A Valentine’s Massacre @ Hoxton Underbelly 12.02.11

For those music-lovers in search of a slightly edgier Valentine’s soundtrack than usual, the good folks at Peculiar Management showcased a recession-tastic three bands for six quid. How’s that for the Big Society, Mr Cameron?

Feb 12th, 2011 at Hoxton Underbelly / By Ben Wood
Chancery Blame & The Gadjo Club The American Mid-West has inspired many a rock’n’roller to kick against the pricks – and Montanan gutter-crawler Rasp Thorne, with his band the Briars, is no exception. Delicately beglittered and resplendent in a white John Travolta disco suit and no shirt, he served up an intriguing collision of glam provocation and Weimar cabaret.

Thorne’s sin-splattered tales of the demimonde were delivered with lip-smacking relish: whores, murder, revenge, you know the score. The band – featuring a foxy female drummer and what appears to be The Actor Kevin Eldon – kept the drama going as their charismatic frontman groped himself and pinballed around the stage… occasionally launching himself head-first at the dancefloor (£8 per dry-clean, we’re told).

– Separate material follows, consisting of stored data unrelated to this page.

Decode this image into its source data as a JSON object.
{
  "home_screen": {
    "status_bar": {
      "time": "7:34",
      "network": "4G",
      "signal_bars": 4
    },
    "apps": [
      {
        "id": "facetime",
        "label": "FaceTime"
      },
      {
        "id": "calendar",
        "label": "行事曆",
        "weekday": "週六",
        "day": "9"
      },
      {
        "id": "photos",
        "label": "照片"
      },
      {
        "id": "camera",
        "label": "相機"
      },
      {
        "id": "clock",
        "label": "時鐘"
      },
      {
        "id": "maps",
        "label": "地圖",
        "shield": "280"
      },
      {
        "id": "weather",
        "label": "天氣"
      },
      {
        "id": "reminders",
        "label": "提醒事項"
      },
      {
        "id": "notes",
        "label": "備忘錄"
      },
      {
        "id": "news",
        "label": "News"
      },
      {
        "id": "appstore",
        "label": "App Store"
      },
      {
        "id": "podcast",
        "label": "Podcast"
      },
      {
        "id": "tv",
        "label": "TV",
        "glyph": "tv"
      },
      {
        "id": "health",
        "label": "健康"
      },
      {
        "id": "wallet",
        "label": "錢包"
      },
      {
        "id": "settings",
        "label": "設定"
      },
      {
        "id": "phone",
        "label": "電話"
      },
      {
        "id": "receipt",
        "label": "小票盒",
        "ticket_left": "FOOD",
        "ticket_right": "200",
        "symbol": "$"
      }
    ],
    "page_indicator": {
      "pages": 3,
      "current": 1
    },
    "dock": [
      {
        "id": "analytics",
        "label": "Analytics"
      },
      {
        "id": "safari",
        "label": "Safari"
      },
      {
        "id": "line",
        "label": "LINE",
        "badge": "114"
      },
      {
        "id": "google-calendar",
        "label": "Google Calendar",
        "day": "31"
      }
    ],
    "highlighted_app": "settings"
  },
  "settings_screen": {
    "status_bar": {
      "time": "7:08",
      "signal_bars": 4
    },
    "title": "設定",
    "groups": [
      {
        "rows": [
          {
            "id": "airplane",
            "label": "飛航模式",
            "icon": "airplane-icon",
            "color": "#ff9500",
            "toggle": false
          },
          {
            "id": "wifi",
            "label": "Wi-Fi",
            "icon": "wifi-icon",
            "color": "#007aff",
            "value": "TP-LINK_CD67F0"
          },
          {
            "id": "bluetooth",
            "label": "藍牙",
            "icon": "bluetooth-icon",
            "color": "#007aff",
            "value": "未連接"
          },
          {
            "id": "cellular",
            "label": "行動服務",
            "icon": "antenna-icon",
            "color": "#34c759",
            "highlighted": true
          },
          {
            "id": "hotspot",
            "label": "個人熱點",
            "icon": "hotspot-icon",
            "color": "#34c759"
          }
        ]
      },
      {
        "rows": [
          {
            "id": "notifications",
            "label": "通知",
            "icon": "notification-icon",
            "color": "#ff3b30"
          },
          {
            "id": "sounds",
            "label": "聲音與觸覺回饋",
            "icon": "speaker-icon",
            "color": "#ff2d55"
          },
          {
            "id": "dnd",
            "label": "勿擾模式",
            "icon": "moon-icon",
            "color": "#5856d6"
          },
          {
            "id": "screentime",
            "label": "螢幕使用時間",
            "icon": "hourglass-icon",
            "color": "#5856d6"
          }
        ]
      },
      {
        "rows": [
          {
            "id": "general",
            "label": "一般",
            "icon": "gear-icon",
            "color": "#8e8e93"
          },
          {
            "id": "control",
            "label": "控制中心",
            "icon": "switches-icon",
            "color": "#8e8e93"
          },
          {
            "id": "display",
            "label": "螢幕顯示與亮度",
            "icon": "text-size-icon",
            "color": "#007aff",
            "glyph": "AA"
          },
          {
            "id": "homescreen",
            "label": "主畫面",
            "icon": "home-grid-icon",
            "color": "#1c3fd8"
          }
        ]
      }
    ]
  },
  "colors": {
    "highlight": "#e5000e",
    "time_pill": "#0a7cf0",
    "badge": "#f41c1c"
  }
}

The vibe is a rockier take on Tom Waits’ freakshow carnival and Nick Cave’s tales of sin, sex and death. It’s probably nothing you haven’t heard before, but done darn well by a bloody good band having a whale of a time. And while they may be on first, they steal the show nevertheless.

That isn’t to say the two following acts aren’t pretty handy too. Nick Marsh knows his way round a stage (he was frontman of 80s alterno types Flesh For Lulu), and his latest incarnation is as the mellower, more reflective Nick Marsh and The Waltzing Bones. An affable presence decked out in 50s finery (impressive quiff’n’all), he plays much of his new album A Universe Between Us.

Very nice it is too – a cinematic blend of twangy desert blues and affecting crooning; with the occasional detour into a more uptempo rockabilly feel. “I’m a love volcano” he informs us – and this fingerclicking dude is having a darn good time up there, which transmits itself to the audience. Mr Marsh is a showbiz trooper, one of the most admirable of all the tribes. Long may the lights twinkle on him.

The place is pretty packed by this stage, and more stream down the stairs as nu-gypsy sensations Chancery Blame and the Gadjo Club take to the stage. A smooth, good-looking young dude fronts a super-competent band wielding a double bass and clarinet with serious intent. Soon, alcoholically impaired people are leaping around to some extremely groovy twirl-around-til-you-fall-over music. Sorry I can’t be any more precise – I was leaping around too much to take many notes - but it’s good time gypsy music and we had a good time. Job done.

All in all, a bargain bill and a great night out.